İnsan ruhu tekliği sevmez, başka ruhlarla bağ kurmak ister. Kurduğu bağlar sayesinde hayatta kalır. Kurduğu bağlar içinde kendini görür ve gösterir, kendini deneyimler. Başka bir ruhla gerçek anlamda bir bağ kurduğunu hissettiğinde, gerçekten duyulduğunu ve anlaşıldığını da hisseder ve benliğin en derin katmanında “ben varım” deneyimini yaşar. Nitekim insan beyni de bu bağları kurmayı kolaylaştıracak şekilde evrimleşmiştir. Ayna nöronları başkalarının duygularını hissedebilmek, oksitosin sistemi güven ve yakınlık duygusu yaratabilmek için vardır.
Oysa modern insan, hiç olmadığı kadar “bağsız”. Dijitalleşmenin getirdiği etki sayesinde hiç olmadığımız kadar çok bağlantı halindeyiz ama hiç bu kadar az bağ kurmamıştık.
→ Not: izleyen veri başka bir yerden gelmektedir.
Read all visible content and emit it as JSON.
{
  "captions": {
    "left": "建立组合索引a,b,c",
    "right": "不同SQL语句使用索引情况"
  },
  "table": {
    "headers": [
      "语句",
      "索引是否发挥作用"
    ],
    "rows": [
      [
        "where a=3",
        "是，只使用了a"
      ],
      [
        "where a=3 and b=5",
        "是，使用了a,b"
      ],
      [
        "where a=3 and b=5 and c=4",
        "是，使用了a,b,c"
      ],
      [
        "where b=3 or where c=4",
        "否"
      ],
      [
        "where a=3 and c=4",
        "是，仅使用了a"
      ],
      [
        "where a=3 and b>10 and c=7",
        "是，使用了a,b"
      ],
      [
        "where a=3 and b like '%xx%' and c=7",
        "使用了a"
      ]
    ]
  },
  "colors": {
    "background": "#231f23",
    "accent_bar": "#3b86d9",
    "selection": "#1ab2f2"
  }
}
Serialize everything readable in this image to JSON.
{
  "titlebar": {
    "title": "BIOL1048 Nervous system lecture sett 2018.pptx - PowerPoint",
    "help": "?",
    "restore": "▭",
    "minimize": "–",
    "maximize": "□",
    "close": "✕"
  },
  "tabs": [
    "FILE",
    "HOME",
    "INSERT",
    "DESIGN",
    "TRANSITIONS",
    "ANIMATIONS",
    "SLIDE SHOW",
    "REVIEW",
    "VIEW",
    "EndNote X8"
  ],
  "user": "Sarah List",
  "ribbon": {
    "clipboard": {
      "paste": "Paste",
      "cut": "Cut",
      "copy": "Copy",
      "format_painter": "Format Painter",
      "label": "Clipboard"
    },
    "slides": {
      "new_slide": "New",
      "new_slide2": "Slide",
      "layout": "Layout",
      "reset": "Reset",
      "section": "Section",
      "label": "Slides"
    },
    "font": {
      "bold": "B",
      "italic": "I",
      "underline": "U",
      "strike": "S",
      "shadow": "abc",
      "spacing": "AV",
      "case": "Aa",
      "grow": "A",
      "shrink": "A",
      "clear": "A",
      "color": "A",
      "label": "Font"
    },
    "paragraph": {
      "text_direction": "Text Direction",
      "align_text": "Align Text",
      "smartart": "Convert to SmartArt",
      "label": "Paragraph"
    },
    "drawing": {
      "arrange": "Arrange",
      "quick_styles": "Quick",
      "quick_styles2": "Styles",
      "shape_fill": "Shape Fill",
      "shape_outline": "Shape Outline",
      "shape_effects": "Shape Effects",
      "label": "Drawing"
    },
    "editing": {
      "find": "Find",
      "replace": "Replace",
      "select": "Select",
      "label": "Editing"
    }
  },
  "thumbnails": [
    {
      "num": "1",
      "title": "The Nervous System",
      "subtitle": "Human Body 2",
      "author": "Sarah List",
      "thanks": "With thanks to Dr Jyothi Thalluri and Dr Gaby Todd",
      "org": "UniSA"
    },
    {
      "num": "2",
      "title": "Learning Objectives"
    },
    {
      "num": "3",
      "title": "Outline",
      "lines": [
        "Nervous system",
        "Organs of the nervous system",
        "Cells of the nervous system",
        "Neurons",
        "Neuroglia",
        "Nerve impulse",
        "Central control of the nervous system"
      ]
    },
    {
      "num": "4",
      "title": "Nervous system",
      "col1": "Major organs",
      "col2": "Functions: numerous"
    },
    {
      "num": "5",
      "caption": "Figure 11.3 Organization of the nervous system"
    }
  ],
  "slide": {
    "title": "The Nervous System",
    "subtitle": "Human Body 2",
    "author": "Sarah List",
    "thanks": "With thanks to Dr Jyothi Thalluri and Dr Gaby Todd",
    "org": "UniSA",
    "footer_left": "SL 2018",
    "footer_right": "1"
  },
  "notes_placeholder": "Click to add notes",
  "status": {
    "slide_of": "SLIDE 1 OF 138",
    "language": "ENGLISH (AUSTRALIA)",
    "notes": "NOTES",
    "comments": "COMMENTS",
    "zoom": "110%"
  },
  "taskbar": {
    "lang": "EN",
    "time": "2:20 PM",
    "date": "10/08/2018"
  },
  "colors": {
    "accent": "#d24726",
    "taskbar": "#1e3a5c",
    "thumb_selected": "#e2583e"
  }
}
Dijital bağlantılar çoğaldıkça derin bağlar azaldı. Kurulan bağlar kolaylıkla sağa sola kaydırılır, tüketilir hale geldi. Kimsenin kimseyi tanıyacak kadar sabrı kalmadı. İnsanoğlu adeta bir dijital uyaran selinde sürüklenir hale geldi. Kalabalıklar içinde yalnızlık yeni çağın salgınına dönüştü.
Japonya bunun uç örneği. Yeni ortaya sürülen bir kavram olan “Hikikomori” uzun süreli sosyal çekilme, toplumsal ilişkilerden, işten veya okuldan uzak durma anlamına geliyor. Hikikomori yaşayan insanlar en az altı ay süreyle evlerinden nadiren çıkıyor veya hiç çıkmıyor. Dolayısıyla sosyal ilişkileri ciddi anlamda kısıtlanıyor. 2023 yılı itibarıyla Japon nüfusunun yaklaşık yüzde 2’si Hikikomori’den mustarip1. Bu olgu sadece Japonya’ya özgü değil — araştırmalar bazı Avrupa, Asya ve Batı ülkelerinde benzer sosyal çekilme türleri olduğunu gösteriyor.
Neden bağlanmaya ihtiyaç duyarız?
İnsanın bağ kurma ihtiyacının kökleri, bir İngiliz psikiyatrist olan John Bowlby’nin öne sürdüğü bağlanma kuramının da işaret ettiği gibi, doğumla birlikte başlar2. Bowlby’ye göre bağlanma, sadece bir duygusal yakınlık değil, hayatta kalma mekanizmasıdır. Bebek, bakım verenine bağlanarak yalnızca beslenmez; aynı zamanda güvenlik, korunma ve duygusal düzenleme sağlar. Bu temel güven duygusu, ilerleyen yaşlarda kurulan tüm ilişkilerin görünmez zeminini oluşturur.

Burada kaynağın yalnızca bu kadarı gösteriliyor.